Ce principe est valable pour la R275 comme pour toute autre zone ségréguée en France.
🤝 3. Condition indispensable : protocole avec le gestionnaire
Cette possibilité n’est valable qu’à condition qu’un protocole opérationnel soit en place avec le gestionnaire de la zone.
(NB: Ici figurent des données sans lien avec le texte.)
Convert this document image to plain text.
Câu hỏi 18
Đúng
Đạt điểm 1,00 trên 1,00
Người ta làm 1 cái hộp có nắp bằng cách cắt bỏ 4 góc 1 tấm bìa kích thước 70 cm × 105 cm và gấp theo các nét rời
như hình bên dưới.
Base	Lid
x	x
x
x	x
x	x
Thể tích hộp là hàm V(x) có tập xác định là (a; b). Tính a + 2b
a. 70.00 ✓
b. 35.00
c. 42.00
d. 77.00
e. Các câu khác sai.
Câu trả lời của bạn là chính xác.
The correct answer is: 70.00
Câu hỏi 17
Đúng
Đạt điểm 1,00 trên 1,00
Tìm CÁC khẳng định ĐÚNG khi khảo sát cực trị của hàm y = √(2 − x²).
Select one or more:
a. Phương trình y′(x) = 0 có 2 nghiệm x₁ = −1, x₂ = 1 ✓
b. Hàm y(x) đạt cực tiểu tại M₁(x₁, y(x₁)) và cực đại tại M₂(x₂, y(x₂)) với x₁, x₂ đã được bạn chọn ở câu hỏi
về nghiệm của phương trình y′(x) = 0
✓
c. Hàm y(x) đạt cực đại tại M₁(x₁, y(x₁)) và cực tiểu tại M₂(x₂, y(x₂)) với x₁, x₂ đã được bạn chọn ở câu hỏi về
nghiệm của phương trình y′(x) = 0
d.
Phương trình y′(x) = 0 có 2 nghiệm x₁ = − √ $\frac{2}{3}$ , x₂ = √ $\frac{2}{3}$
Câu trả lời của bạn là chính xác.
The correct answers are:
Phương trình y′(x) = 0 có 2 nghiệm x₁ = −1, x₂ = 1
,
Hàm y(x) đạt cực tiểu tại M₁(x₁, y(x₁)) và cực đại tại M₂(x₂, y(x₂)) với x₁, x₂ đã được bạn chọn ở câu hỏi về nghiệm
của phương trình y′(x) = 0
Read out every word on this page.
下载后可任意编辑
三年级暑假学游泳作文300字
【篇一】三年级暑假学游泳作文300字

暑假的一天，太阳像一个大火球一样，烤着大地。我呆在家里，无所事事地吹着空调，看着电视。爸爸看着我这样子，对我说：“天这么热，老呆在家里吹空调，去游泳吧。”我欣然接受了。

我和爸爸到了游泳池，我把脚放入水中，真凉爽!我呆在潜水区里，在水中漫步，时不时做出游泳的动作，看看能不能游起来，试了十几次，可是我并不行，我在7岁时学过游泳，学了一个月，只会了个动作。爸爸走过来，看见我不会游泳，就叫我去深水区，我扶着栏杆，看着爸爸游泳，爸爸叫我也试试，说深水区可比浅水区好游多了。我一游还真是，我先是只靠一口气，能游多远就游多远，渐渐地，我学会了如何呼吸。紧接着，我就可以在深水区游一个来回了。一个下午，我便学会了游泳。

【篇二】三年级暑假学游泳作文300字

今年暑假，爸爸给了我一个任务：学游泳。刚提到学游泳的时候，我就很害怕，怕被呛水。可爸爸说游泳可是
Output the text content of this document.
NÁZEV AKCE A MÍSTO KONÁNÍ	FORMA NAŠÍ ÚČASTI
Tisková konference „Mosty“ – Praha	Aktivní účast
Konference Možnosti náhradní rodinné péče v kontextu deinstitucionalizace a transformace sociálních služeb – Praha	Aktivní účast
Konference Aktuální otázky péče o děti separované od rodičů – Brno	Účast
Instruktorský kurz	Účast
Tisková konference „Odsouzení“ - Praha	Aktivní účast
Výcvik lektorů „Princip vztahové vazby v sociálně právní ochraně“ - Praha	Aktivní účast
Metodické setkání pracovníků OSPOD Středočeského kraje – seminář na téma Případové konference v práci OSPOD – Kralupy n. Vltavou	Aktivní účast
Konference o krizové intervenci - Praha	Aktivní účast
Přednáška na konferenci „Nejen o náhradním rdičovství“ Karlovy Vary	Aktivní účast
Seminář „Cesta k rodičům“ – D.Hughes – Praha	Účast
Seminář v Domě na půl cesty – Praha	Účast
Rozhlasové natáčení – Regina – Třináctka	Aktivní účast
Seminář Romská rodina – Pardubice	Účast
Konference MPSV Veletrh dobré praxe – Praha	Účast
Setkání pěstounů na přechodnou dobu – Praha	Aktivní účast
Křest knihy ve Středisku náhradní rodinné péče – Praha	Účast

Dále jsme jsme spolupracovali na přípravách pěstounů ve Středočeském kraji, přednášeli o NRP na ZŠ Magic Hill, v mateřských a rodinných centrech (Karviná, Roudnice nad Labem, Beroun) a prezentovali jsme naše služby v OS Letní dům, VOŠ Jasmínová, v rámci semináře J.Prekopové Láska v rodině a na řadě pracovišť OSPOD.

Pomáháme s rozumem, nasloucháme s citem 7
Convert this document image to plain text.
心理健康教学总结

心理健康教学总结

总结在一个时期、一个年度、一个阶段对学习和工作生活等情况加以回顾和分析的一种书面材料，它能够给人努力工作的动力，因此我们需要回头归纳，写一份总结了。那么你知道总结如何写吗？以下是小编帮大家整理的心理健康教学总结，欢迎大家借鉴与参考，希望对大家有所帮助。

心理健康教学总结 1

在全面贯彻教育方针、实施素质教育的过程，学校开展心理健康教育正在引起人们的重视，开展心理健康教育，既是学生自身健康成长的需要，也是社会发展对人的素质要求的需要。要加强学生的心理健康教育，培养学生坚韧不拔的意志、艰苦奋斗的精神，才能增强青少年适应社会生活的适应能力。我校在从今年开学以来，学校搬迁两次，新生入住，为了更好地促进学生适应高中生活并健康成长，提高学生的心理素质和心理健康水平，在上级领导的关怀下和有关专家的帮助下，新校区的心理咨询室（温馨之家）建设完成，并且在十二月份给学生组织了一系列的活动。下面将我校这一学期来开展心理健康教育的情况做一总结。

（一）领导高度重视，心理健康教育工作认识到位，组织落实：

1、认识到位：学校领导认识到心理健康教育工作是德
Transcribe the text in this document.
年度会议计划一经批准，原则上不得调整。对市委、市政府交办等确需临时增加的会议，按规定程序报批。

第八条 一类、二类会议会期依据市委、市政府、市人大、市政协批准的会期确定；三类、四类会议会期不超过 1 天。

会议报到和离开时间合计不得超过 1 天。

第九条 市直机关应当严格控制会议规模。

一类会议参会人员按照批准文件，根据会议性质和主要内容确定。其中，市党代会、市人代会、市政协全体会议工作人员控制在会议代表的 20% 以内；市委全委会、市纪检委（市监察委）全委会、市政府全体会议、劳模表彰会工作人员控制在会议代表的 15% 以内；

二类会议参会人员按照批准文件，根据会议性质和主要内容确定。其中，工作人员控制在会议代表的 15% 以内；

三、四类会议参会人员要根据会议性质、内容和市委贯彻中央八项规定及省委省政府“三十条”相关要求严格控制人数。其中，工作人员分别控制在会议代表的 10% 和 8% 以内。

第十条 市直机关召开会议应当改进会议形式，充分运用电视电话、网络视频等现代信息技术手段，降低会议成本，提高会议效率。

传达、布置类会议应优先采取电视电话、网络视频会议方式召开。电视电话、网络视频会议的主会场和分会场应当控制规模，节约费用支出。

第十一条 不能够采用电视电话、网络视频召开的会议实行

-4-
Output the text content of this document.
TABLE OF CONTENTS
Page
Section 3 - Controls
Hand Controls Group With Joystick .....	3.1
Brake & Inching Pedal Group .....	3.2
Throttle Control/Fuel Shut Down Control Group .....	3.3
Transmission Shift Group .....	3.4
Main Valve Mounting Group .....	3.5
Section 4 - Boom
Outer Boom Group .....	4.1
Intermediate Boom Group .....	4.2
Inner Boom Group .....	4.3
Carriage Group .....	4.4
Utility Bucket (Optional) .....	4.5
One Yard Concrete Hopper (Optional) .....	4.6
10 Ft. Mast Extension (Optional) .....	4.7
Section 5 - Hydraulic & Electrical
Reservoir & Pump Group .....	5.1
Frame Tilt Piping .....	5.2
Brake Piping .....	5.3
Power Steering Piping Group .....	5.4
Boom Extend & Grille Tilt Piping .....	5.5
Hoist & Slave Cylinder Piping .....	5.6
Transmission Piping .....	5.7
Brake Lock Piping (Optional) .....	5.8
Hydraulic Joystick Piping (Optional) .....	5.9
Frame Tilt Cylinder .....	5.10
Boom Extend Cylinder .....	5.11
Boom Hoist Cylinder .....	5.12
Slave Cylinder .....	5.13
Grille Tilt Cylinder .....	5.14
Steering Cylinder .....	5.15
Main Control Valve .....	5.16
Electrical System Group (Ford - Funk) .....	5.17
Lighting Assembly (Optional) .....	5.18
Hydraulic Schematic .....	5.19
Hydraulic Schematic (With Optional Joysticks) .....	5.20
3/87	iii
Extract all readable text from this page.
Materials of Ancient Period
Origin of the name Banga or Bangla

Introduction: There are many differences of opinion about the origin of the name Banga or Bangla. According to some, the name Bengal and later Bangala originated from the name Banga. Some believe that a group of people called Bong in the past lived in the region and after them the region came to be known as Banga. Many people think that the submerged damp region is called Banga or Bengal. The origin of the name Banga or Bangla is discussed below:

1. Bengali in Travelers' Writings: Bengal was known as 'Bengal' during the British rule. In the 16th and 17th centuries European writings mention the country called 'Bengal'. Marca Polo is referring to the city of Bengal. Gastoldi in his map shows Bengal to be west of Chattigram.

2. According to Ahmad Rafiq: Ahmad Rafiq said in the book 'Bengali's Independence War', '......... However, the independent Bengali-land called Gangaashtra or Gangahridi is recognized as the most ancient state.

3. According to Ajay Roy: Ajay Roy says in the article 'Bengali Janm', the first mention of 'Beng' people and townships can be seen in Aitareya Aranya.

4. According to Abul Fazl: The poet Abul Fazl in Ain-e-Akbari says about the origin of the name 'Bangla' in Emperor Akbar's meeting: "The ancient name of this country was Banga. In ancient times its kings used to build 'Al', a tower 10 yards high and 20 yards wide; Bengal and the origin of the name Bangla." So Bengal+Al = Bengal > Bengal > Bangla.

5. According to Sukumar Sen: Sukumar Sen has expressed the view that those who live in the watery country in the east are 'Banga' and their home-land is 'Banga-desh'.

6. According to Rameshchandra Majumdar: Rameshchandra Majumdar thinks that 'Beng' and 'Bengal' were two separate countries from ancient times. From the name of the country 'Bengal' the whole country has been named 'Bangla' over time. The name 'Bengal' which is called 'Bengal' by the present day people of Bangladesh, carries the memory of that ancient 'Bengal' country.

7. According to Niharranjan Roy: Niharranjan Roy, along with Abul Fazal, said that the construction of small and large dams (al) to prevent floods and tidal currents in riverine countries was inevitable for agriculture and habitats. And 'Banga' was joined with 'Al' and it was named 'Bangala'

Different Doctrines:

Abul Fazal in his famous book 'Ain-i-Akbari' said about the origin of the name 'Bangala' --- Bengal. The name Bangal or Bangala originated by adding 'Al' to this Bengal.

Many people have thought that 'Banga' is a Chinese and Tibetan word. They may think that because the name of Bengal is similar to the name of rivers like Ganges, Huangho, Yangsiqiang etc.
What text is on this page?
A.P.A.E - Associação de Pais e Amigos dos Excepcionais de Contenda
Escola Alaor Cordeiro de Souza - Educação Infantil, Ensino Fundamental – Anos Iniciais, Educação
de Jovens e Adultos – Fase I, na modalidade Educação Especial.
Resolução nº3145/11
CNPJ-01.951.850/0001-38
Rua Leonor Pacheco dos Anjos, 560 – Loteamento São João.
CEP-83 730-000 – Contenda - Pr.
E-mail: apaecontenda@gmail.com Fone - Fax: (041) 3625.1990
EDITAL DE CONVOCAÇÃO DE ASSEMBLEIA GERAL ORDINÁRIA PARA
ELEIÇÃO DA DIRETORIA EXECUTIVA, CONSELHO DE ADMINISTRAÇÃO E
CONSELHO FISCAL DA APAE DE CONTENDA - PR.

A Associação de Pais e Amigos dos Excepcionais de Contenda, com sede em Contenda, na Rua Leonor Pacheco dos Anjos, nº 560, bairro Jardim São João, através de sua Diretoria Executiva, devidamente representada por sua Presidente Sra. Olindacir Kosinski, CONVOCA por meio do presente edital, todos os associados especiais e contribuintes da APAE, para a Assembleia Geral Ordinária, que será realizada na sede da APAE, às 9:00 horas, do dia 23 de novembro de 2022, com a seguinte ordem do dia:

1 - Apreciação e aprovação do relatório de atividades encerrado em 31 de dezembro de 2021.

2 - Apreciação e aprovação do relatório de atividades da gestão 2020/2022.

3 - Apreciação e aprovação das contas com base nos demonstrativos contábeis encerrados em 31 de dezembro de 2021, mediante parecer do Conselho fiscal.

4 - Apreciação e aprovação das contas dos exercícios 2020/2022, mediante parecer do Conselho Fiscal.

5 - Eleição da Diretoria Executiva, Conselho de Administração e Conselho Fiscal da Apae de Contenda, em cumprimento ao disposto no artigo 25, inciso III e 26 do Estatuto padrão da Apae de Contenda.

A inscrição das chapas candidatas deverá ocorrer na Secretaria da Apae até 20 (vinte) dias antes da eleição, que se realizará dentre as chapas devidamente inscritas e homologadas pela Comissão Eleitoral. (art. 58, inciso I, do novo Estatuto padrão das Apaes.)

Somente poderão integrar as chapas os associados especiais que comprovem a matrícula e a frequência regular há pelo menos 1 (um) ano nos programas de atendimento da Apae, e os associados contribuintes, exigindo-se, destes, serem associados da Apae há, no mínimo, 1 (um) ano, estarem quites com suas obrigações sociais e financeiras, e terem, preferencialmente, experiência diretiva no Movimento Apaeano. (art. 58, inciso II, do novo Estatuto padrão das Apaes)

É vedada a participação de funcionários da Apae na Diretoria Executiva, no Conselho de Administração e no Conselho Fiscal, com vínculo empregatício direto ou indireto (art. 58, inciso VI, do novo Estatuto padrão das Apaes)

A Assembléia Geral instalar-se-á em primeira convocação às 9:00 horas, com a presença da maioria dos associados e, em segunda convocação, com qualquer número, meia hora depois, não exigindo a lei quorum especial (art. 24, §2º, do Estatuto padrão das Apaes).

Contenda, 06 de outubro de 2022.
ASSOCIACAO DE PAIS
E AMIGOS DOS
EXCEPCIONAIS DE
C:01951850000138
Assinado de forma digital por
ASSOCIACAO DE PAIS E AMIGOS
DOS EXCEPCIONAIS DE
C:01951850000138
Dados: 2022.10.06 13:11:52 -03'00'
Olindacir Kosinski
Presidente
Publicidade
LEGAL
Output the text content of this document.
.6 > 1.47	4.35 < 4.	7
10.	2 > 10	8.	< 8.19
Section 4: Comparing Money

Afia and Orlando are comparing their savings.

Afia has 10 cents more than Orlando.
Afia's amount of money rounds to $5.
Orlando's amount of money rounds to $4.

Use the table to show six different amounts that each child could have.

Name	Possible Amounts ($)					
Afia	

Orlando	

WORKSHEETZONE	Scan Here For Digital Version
En région parisienne, cela concerne notamment :
- Aéroport de Paris-Charles-de-Gaulle,
- Aéroport de Paris-Le Bourget,
- Héliport de Paris - Issy-les-Moulineaux,
- Aéroport de Paris-Orly.
Ce protocole :
- encadre les conditions de sécurité et de coordination,
- dispense de la dérogation préfectorale, tant qu’il est valide et respecté.
📏 4. Limite d’altitude
Même en zone ségréguée et avec protocole :
- toute évolution au-delà de 120 m AGL nécessite une dérogation spécifique,
- la coordination avec les services de la navigation aérienne reste obligatoire.
🎯 Synthèse essentielle
- la R275 est un cas concret,
- la règle s’applique à toutes les zones ségréguées françaises,
- le vol de nuit est possible sans dérogation, en ouverte comme en spécifique,
- un protocole avec le gestionnaire de zone est indispensable,
- ce protocole remplace la dérogation préfectorale,
- le seuil des 120 m reste un point réglementaire clé.